Additional Cost: The Pre-Collision System is part of the Driver Technology Package priced at $1,400. This package is only available on Highlander Limited.

© Perry Stern, Automotive Content Experience2016 Toyota RAV4
Front Crash Prevention: Superior (6 points)
The Toyota RAV4 is one of the best-selling SUVS in America. While it performed well in the IIHS crash tests last year, the RAV4 has been redesigned and now includes the all-important crash-avoidance technology. Toyota Safety Sense is an advanced safety package featuring automated pre-collision braking as well as a Pre-Collision System (with Forward Collision Warning and automatic emergency brake), Lane Departure Alert, Automatic High Beams, Pedestrian Pre-Collision System and Dynamic Radar Cruise Control. This package is standard on 2016 RAV4 Limited (gas and Hybrid) and optional on XLE and SE trims.
Additional Costs: NA

© Volvo Cars North America2016 Volvo XC60
Front Crash Prevention: Superior (5 points)
As with other Volvos on this list, the XC60 is available with a variety of active and passive safety features. Utilizing camera and radar inputs, the XC60 has an excellent sense for its surroundings. The Lane Keeping Aid alerts the driver with warning vibrations and ultimately steering correction if the driver inadvertently drifts out of the lane; Blind Spot keeps the driver aware of vehicles behind and out of sight; bicyclists or pedestrians in the car’s path are identified and if necessary, the vehicle will apply brakes automatically to avoid them. And with the optional Collision Warning with Full Auto Brake, the XC60 scores among the highest in the IIHS crash prevention tests.
Additional Costs: The auto braking system is part of the Technology Package, available for $1,500. City Safety is standard and still provides a level of auto braking, achieving an IIHS score of Advanced (2 points) in the crash prevention test.

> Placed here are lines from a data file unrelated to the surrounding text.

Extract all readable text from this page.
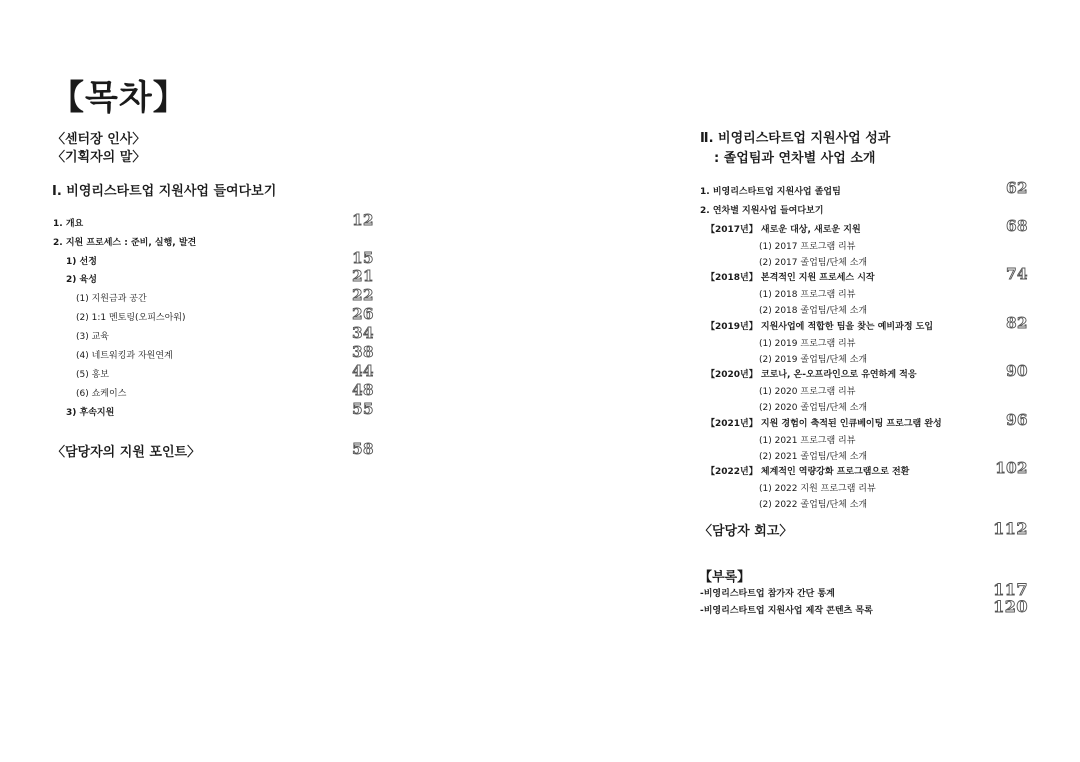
【목차】
〈센터장 인사〉
〈기획자의 말〉
Ⅰ. 비영리스타트업 지원사업 들여다보기
1. 개요	12
2. 지원 프로세스 : 준비, 실행, 발견
1) 선정	15
2) 육성	21
(1) 지원금과 공간	22
(2) 1:1 멘토링(오피스아워)	26
(3) 교육	34
(4) 네트워킹과 자원연계	38
(5) 홍보	44
(6) 쇼케이스	48
3) 후속지원	55
〈담당자의 지원 포인트〉	58
Ⅱ. 비영리스타트업 지원사업 성과
: 졸업팀과 연차별 사업 소개
1. 비영리스타트업 지원사업 졸업팀	62
2. 연차별 지원사업 들여다보기
【2017년】 새로운 대상, 새로운 지원	68
(1) 2017 프로그램 리뷰
(2) 2017 졸업팀/단체 소개
【2018년】 본격적인 지원 프로세스 시작	74
(1) 2018 프로그램 리뷰
(2) 2018 졸업팀/단체 소개
【2019년】 지원사업에 적합한 팀을 찾는 예비과정 도입	82
(1) 2019 프로그램 리뷰
(2) 2019 졸업팀/단체 소개
【2020년】 코로나, 온-오프라인으로 유연하게 적응	90
(1) 2020 프로그램 리뷰
(2) 2020 졸업팀/단체 소개
【2021년】 지원 경험이 축적된 인큐베이팅 프로그램 완성	96
(1) 2021 프로그램 리뷰
(2) 2021 졸업팀/단체 소개
【2022년】 체계적인 역량강화 프로그램으로 전환	102
(1) 2022 지원 프로그램 리뷰
(2) 2022 졸업팀/단체 소개
〈담당자 회고〉	112
【부록】
-비영리스타트업 참가자 간단 통계	117
-비영리스타트업 지원사업 제작 콘텐츠 목록	120
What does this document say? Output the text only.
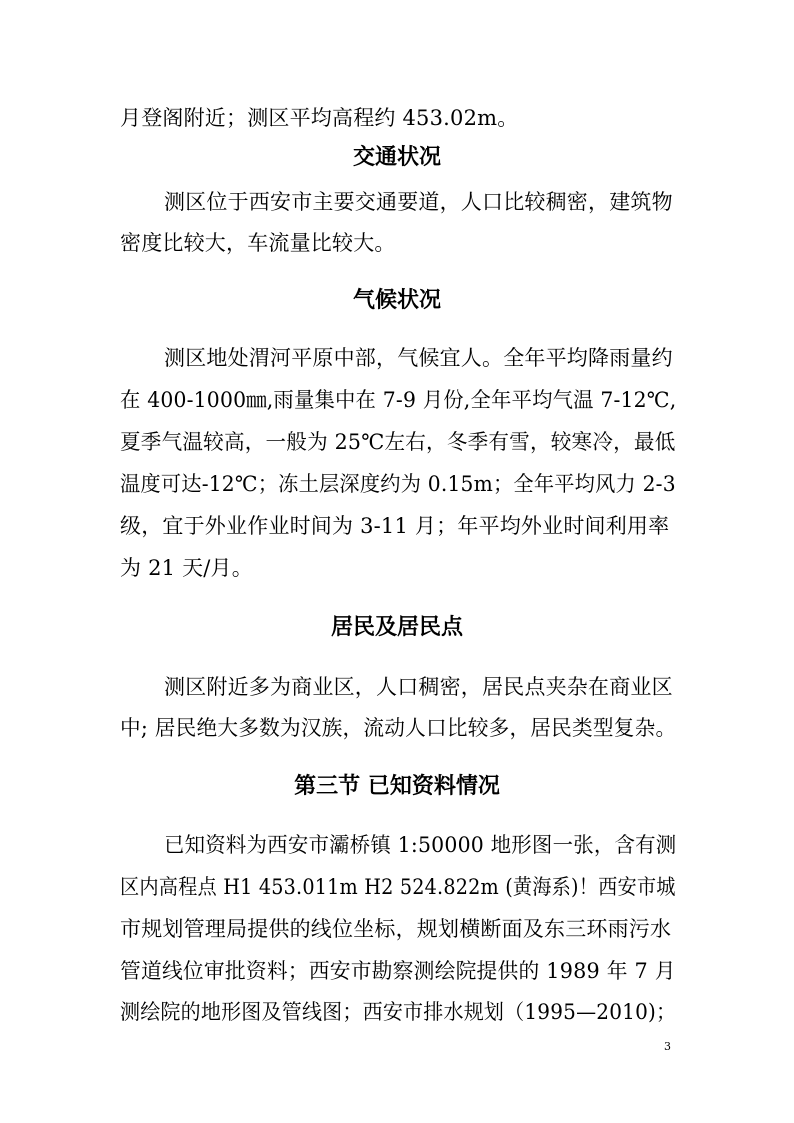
月登阁附近；测区平均高程约 453.02m。
交通状况
测区位于西安市主要交通要道，人口比较稠密，建筑物
密度比较大，车流量比较大。
气候状况
测区地处渭河平原中部，气候宜人。全年平均降雨量约
在 400-1000㎜,雨量集中在 7-9 月份,全年平均气温 7-12℃,
夏季气温较高，一般为 25℃左右，冬季有雪，较寒冷，最低
温度可达-12℃；冻土层深度约为 0.15m；全年平均风力 2-3
级，宜于外业作业时间为 3-11 月；年平均外业时间利用率
为 21 天/月。
居民及居民点
测区附近多为商业区，人口稠密，居民点夹杂在商业区
中; 居民绝大多数为汉族，流动人口比较多，居民类型复杂。
第三节 已知资料情况
已知资料为西安市灞桥镇 1:50000 地形图一张，含有测
区内高程点 H1 453.011m H2 524.822m (黄海系)！西安市城
市规划管理局提供的线位坐标，规划横断面及东三环雨污水
管道线位审批资料；西安市勘察测绘院提供的 1989 年 7 月
测绘院的地形图及管线图；西安市排水规划（1995—2010)；
3
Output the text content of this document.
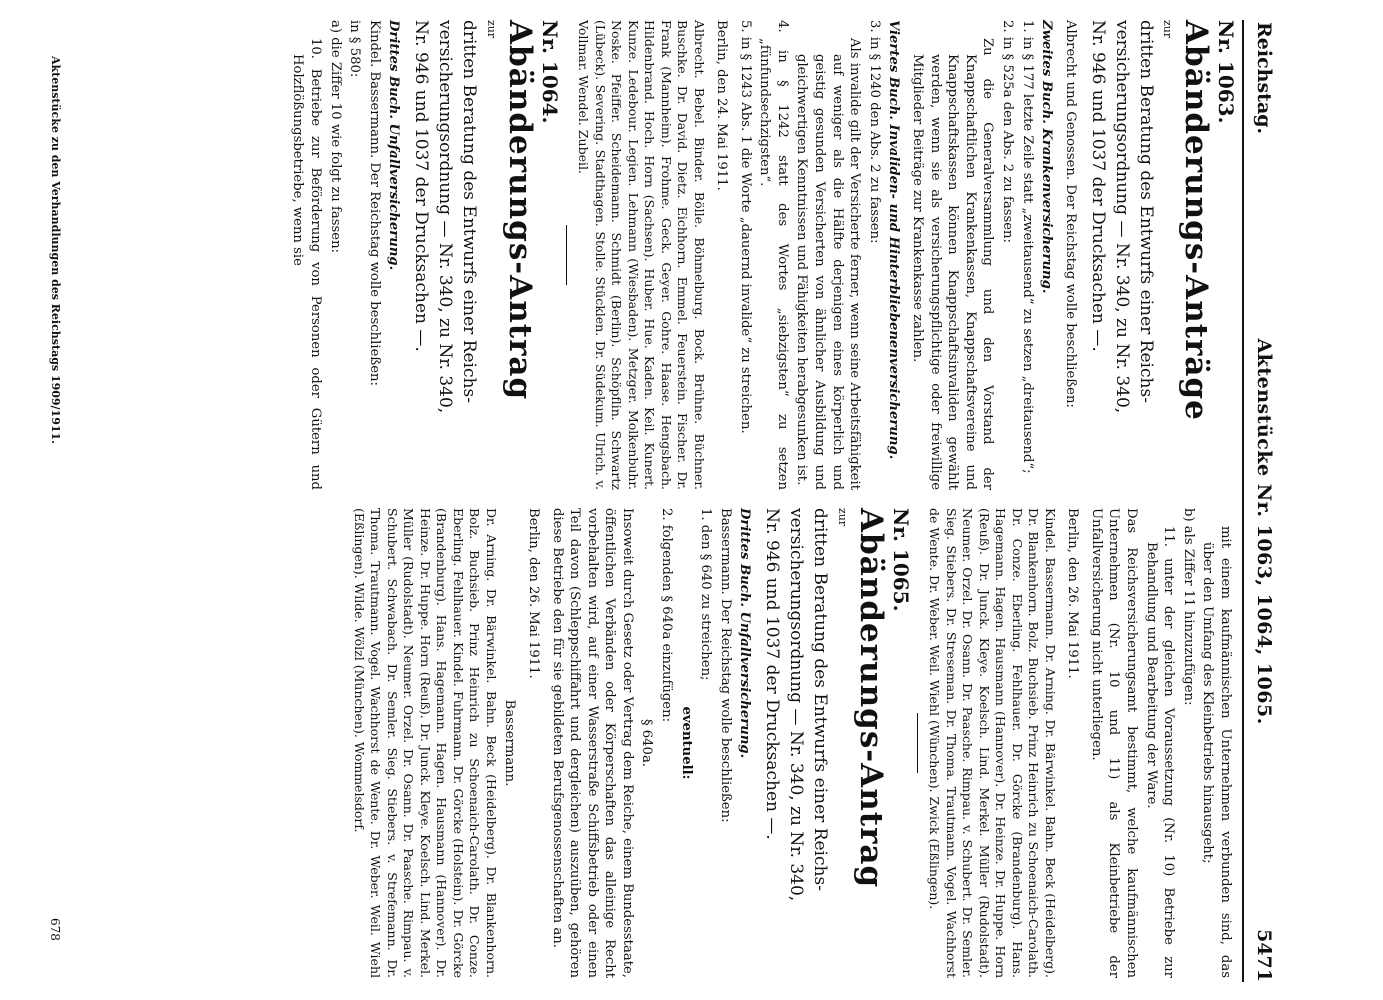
Reichstag.
Aktenstücke Nr. 1063, 1064, 1065.
5471

Nr. 1063.

Abänderungs-Anträge

zur

dritten Beratung des Entwurfs einer Reichs-

versicherungsordnung — Nr. 340, zu Nr. 340,

Nr. 946 und 1037 der Drucksachen —.

Albrecht und Genossen. Der Reichstag wolle beschließen:

Zweites Buch. Krankenversicherung.

1. in § 177 letzte Zeile statt „zweitausend“ zu setzen „dreitausend“;

2. in § 525a den Abs. 2 zu fassen:

Zu die Generalversammlung und den Vorstand der Knappschaftlichen Krankenkassen, Knappschaftsvereine und Knappschaftskassen können Knappschaftsinvaliden gewählt werden, wenn sie als versicherungspflichtige oder freiwillige Mitglieder Beiträge zur Krankenkasse zahlen.

Viertes Buch. Invaliden- und Hinterbliebenenversicherung.

3. in § 1240 den Abs. 2 zu fassen:

Als invalide gilt der Versicherte ferner, wenn seine Arbeitsfähigkeit auf weniger als die Hälfte derjenigen eines körperlich und geistig gesunden Versicherten von ähnlicher Ausbildung und gleichwertigen Kenntnissen und Fähigkeiten herabgesunken ist.

4. in § 1242 statt des Wortes „siebzigsten“ zu setzen „fünfundsechzigsten“.

5. in § 1243 Abs. 1 die Worte „dauernd invalide“ zu streichen.

Berlin, den 24. Mai 1911.

Albrecht. Bebel. Binder. Bölle. Böhmelburg. Bock. Brühne. Büchner. Buschke. Dr. David. Dietz. Eichhorn. Emmel. Feuerstein. Fischer. Dr. Frank (Mannheim). Frohme. Geck. Geyer. Gohre. Haase. Hengsbach. Hildenbrand. Hoch. Horn (Sachsen). Huber. Hue. Kaden. Keil. Kunert. Kunze. Ledebour. Legien. Lehmann (Wiesbaden). Metzger. Molkenbuhr. Noske. Pfeiffer. Scheidemann. Schmidt (Berlin). Schöpflin. Schwartz (Lübeck). Severing. Stadthagen. Stolle. Stücklen. Dr. Südekum. Ulrich. v. Vollmar. Wendel. Zubeil.

Nr. 1064.

Abänderungs-Antrag

zur

dritten Beratung des Entwurfs einer Reichs-

versicherungsordnung — Nr. 340, zu Nr. 340,

Nr. 946 und 1037 der Drucksachen —.

Drittes Buch. Unfallversicherung.

Kindel. Bassermann. Der Reichstag wolle beschließen:

in § 580:

a) die Ziffer 10 wie folgt zu fassen:

10. Betriebe zur Beförderung von Personen oder Gütern und Holzflößungsbetriebe, wenn sie

mit einem kaufmännischen Unternehmen verbunden sind, das über den Umfang des Kleinbetriebs hinausgeht;

b) als Ziffer 11 hinzuzufügen:

11. unter der gleichen Voraussetzung (Nr. 10) Betriebe zur Behandlung und Bearbeitung der Ware.

Das Reichsversicherungsamt bestimmt, welche kaufmännischen Unternehmen (Nr. 10 und 11) als Kleinbetriebe der Unfallversicherung nicht unterliegen.

Berlin, den 26. Mai 1911.

Kindel. Bassermann. Dr. Arning. Dr. Bärwinkel. Bahn. Beck (Heidelberg). Dr. Blankenhorn. Bolz. Buchsieb. Prinz Heinrich zu Schoenaich-Carolath. Dr. Conze. Eberling. Fehlhauer. Dr. Görcke (Brandenburg). Hans. Hagemann. Hagen. Hausmann (Hannover). Dr. Heinze. Dr. Huppe. Horn (Reuß). Dr. Junck. Kleye. Koelsch. Lind. Merkel. Müller (Rudolstadt). Neumer. Orzel. Dr. Osann. Dr. Paasche. Rimpau. v. Schubert. Dr. Semler. Sieg. Stiebers. Dr. Streseman. Dr. Thoma. Trautmann. Vogel. Wachhorst de Wente. Dr. Weber. Weil. Wiehl (Wünchen). Zwick (Eßlingen).

Nr. 1065.

Abänderungs-Antrag

zur

dritten Beratung des Entwurfs einer Reichs-

versicherungsordnung — Nr. 340, zu Nr. 340,

Nr. 946 und 1037 der Drucksachen —.

Drittes Buch. Unfallversicherung.

Bassermann. Der Reichstag wolle beschließen:

1. den § 640 zu streichen;

eventuell:

2. folgenden § 640a einzufügen:

§ 640a.

Insoweit durch Gesetz oder Vertrag dem Reiche, einem Bundesstaate, öffentlichen Verbänden oder Körperschaften das alleinige Recht vorbehalten wird, auf einer Wasserstraße Schiffsbetrieb oder einen Teil davon (Schleppschiffahrt und dergleichen) auszuüben, gehören diese Betriebe den für sie gebildeten Berufsgenossenschaften an.

Berlin, den 26. Mai 1911.

Bassermann.

Dr. Arning. Dr. Bärwinkel. Bahn. Beck (Heidelberg). Dr. Blankenhorn. Bolz. Buchsieb. Prinz Heinrich zu Schoenaich-Carolath. Dr. Conze. Eberling. Fehlhauer. Kindel. Fuhrmann. Dr. Görcke (Holstein). Dr. Görcke (Brandenburg). Hans. Hagemann. Hagen. Hausmann (Hannover). Dr. Heinze. Dr. Huppe. Horn (Reuß). Dr. Junck. Kleye. Koelsch. Lind. Merkel. Müller (Rudolstadt). Neumer. Orzel. Dr. Osann. Dr. Paasche. Rimpau. v. Schubert. Schwabach. Dr. Semler. Sieg. Stiebers. v. Strefemann. Dr. Thoma. Trautmann. Vogel. Wachhorst de Wente. Dr. Weber. Weil. Wiehl (Eßlingen). Wilde. Wölzl (München). Wommelsdorf.

Aktenstücke zu den Verhandlungen des Reichstags 1909/1911.
678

© Volvo Cars North America2016 Volvo XC90
Front Crash Prevention: Superior (6 points)
All new for the 2016 model year, the XC90 can be equipped with an impressive array of high-tech safety features. With the City Safety system, the XC90 can detect a potential collision with a car in front and can avoid the impact from speeds up to 31 mph — at higher speeds the XC90 is slowed to reduce the impact. The XC90 is the first car in the world with technology that features automatic braking if the driver turns in front of an oncoming car. The potential crash is detected and XC90 brakes automatically in order to avoid a collision or mitigate the consequences of a crash. City Safety can also detect pedestrians or bicyclists day or night, applying the brakes to completely avoid a collision at speeds up 28 mph.